Of course, we cannot protect ourselves in all places and at all times but the fact that we cannot do everything is no excuse for doing nothing. I was persuaded by the head of the security services and others that the course that we are taking is the right one because a specific threat has been identified. Almost uniquely within the free world, the Executive and legislature of this great country come together at predictable and predetermined times. That presents a target.

Of course, that happens not just at Prime Minister's Question Time, although that is the weekly predictable time. This very week, we have had two other occasions, which were rightly widely canvassed on the radio, television and in the media, when the Prime Minister came to the Dispatch Box, made a statement surrounded by his colleagues, with all my senior colleagues in front of him and the Chamber crowded. That happens in this Parliament but does not happen in others. It does not, for example, happen in Congress because there is a separation of powers and the Executive do not sit in the legislature or go regularly to the legislature. Having had this specific threat pointed out and this real threat underlined, I believe that the Commission would have been in grave dereliction of its duty had it not taken the action that it took.

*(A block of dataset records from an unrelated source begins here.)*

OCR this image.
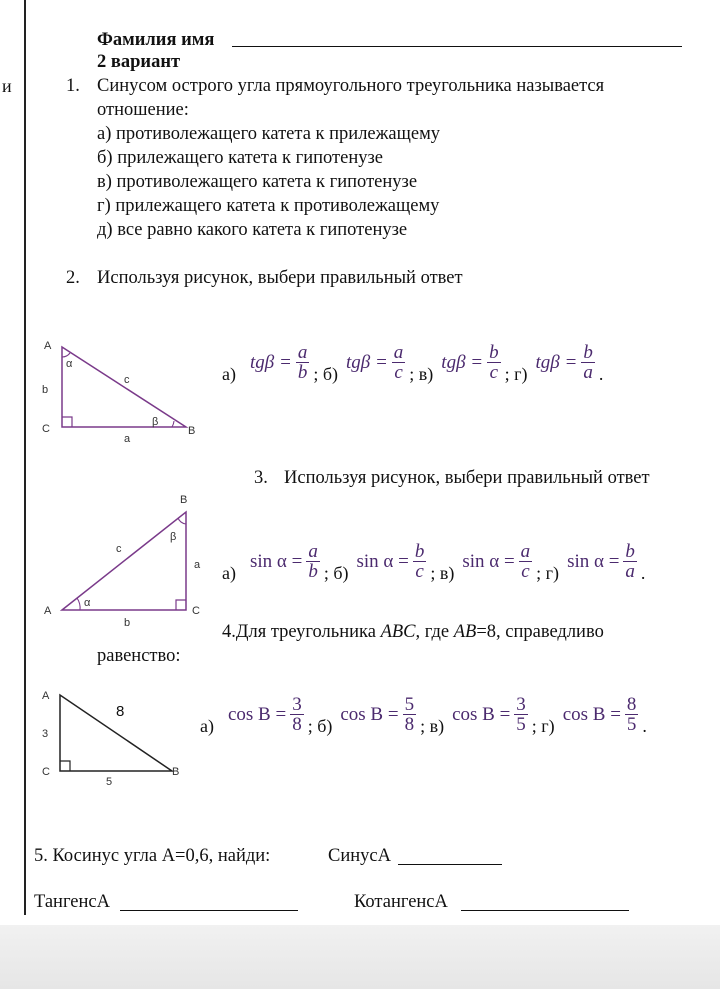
и
Фамилия имя
2 вариант
1. Синусом острого угла прямоугольного треугольника называется
отношение:
а) противолежащего катета к прилежащему
б) прилежащего катета к гипотенузе
в) противолежащего катета к гипотенузе
г) прилежащего катета к противолежащему
д) все равно какого катета к гипотенузе
2. Используя рисунок, выбери правильный ответ
A
B
C
a
b
c
α
β
а)
$tg\beta = \frac{a}{b}$ ; б)
$tg\beta = \frac{a}{c}$ ; в)
$tg\beta = \frac{b}{c}$ ; г)
$tg\beta = \frac{b}{a}$ .
3. Используя рисунок, выбери правильный ответ
A
B
C
a
b
c
α
β
а)
$\sin \alpha = \frac{a}{b}$ ; б)
$\sin \alpha = \frac{b}{c}$ ; в)
$\sin \alpha = \frac{a}{c}$ ; г)
$\sin \alpha = \frac{b}{a}$ .
4.Для треугольника ABC, где AB=8, справедливо
равенство:
A
B
C
3
5
8
а)
$\cos B = \frac{3}{8}$ ; б)
$\cos B = \frac{5}{8}$ ; в)
$\cos B = \frac{3}{5}$ ; г)
$\cos B = \frac{8}{5}$ .
5. Косинус угла А=0,6, найди:	СинусА
ТангенсА	КотангенсА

I say to colleagues on both sides of the House, and I hope that I will not be castigated by my colleagues on the Commission for this, that my first reaction was to say that we should do this immediately, having been convinced. Then we discussed it among ourselves and decided that it was right to share that knowledge a little more widely. That was why Mr. Speaker wrote not just to Privy Councillors but to Whips of minority parties—the hon. Member for East Antrim (Mr. Beggs) was there and spoke eloquently at the meeting—and to one or two others. They came, and they listened. Of course, there was not unanimity but there was an overwhelming view that this was deeply regrettable but absolutely necessary.